I've done the first two vectors using Gram-Schmidt and my answers don't match:

Original basis vector u0 = 1
Orthogonal basis vector v0 = 1
Orthonormal basis vector g0 = v0/|v0| = sqrt(2/pi)

Original basis vector u1 = cos x
Orthogonal basis vector v1 = u1 - <u1, g0> * g0
= cos x - sqrt(2/pi) * sqrt(2/pi) = cos x - 2/pi
Orthonormal basis vector g1 = v1/|v1| = (cos x - 2/pi) / sqrt((pi^2 - 8)/(4*pi))
= (cos x - 2/pi) * sqrt((4*pi)/(pi^2 - 8))

What am I doing wrong?

Original basis vector u0 = 1

Orthogonal basis vector v0 = 1
Orthonormal basis vector g0 = v0/|v0|

|V0|^2 = 2 pi --->

g0 = 1/sqrt(2 pi)


Original basis vector u1 = cos x
Orthogonal basis vector v1 = u1 - <u1, g0> * g0 = cos x because
<cos(x), 1> = 0

Thanks Count Iblis!

I was mistakenly integrating with pi/2 instead of 2*pi and every time I redid the problem, I just remade the same mistake without noticing it.

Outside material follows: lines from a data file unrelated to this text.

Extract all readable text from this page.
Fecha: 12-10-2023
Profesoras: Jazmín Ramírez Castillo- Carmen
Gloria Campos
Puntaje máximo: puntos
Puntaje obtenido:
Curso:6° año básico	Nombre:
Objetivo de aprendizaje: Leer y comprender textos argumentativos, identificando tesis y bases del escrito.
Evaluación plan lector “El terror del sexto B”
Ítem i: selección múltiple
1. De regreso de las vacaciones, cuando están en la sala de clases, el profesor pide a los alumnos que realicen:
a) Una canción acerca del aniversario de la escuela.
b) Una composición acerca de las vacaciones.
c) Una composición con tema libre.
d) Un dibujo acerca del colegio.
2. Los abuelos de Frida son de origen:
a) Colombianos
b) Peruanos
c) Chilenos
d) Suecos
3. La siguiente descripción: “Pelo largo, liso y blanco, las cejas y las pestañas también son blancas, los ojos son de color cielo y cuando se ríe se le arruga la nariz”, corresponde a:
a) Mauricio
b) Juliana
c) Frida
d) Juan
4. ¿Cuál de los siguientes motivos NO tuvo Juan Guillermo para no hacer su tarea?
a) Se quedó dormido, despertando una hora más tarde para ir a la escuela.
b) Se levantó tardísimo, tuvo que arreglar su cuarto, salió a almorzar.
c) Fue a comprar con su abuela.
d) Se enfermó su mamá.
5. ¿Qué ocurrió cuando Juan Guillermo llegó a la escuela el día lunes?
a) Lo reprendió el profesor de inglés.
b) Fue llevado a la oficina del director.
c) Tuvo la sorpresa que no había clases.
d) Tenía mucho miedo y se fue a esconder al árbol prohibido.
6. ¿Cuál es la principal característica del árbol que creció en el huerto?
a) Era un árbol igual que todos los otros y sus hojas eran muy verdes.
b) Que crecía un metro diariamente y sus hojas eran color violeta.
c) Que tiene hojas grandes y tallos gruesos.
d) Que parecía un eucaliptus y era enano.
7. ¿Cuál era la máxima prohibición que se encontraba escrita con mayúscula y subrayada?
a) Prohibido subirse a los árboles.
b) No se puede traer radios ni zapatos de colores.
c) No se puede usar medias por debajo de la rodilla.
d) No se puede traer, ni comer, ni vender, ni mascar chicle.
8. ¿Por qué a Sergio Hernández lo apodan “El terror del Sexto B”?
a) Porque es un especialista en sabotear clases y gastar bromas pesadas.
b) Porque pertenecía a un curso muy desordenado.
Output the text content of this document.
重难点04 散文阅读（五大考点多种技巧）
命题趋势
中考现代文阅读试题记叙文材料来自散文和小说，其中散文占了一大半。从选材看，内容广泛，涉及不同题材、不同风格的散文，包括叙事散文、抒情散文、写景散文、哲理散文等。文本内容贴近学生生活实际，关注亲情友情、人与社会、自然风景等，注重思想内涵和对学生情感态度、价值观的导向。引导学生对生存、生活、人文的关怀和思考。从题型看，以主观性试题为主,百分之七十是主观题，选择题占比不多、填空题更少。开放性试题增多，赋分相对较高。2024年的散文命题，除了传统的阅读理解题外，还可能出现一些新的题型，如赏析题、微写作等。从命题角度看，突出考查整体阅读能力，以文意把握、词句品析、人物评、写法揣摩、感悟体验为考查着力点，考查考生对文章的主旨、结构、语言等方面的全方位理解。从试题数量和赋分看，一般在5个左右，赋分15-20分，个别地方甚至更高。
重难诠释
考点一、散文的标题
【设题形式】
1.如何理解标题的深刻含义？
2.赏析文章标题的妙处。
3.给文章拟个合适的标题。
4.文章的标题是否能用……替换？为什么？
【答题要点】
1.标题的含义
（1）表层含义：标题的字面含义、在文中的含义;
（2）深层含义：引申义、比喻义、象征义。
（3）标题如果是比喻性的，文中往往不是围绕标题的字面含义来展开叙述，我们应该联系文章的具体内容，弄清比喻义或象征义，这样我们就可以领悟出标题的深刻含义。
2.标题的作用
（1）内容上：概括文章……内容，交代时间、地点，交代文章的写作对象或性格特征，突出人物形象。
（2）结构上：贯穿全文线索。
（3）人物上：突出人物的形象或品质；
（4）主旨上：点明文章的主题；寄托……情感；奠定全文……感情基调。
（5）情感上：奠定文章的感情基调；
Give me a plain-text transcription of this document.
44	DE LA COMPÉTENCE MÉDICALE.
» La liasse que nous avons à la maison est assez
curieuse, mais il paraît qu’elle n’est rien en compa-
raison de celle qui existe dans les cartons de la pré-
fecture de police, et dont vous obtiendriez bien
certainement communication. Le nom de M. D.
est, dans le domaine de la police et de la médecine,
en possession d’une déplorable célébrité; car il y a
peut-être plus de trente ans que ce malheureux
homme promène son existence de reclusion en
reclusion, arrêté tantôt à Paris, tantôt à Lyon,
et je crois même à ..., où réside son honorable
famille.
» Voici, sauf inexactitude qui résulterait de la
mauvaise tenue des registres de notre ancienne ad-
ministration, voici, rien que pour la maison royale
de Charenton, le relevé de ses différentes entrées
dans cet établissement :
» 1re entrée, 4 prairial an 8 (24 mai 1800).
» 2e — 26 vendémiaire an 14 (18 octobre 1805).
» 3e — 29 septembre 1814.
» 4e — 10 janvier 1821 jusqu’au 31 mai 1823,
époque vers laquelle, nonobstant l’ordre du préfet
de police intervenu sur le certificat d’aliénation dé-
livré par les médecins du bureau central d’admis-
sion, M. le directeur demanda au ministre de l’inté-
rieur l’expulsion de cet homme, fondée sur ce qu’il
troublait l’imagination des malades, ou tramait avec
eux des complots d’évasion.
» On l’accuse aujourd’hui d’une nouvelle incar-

Your help pointed out the issue. Thanks so much!

It seems that you made some mistakes in calculating the inner product and the resulting orthogonal and orthonormal vectors. Let's go through the Gram-Schmidt process step by step to find the correct orthonormal basis.

Step 1: Find the first ortho-normalized vector g0. In this case, g0 = 1/sqrt(2*pi) as given.

Step 2: Find the second orthogonal vector v1.
Start with the original basis vector u1 = cos(x).
Then, subtract the projection of u1 onto g0, which is given by <u1, g0> * g0.
Since <u1, g0> = integral from 0 to 2*pi of: (cos(x)) * (1/sqrt(2*pi)) dx = 0,
we have v1 = u1 - <u1, g0> * g0 = cos(x) - 0 = cos(x).

Step 3: Normalize v1 to get g1.
The normalization formula is g1 = v1/|v1|.
The norm |v1| is given by the square root of the integral from 0 to 2*pi of: (cos(x))^2 dx.
Evaluating this integral gives sqrt(pi).

Thus, g1 = cos(x) / sqrt(pi).

It looks like your calculation for g1 is incorrect. The correct orthonormal basis vector g1 is cos(x) / sqrt(pi).

Continue the Gram-Schmidt process for the remaining basis vectors to find the orthonormal basis.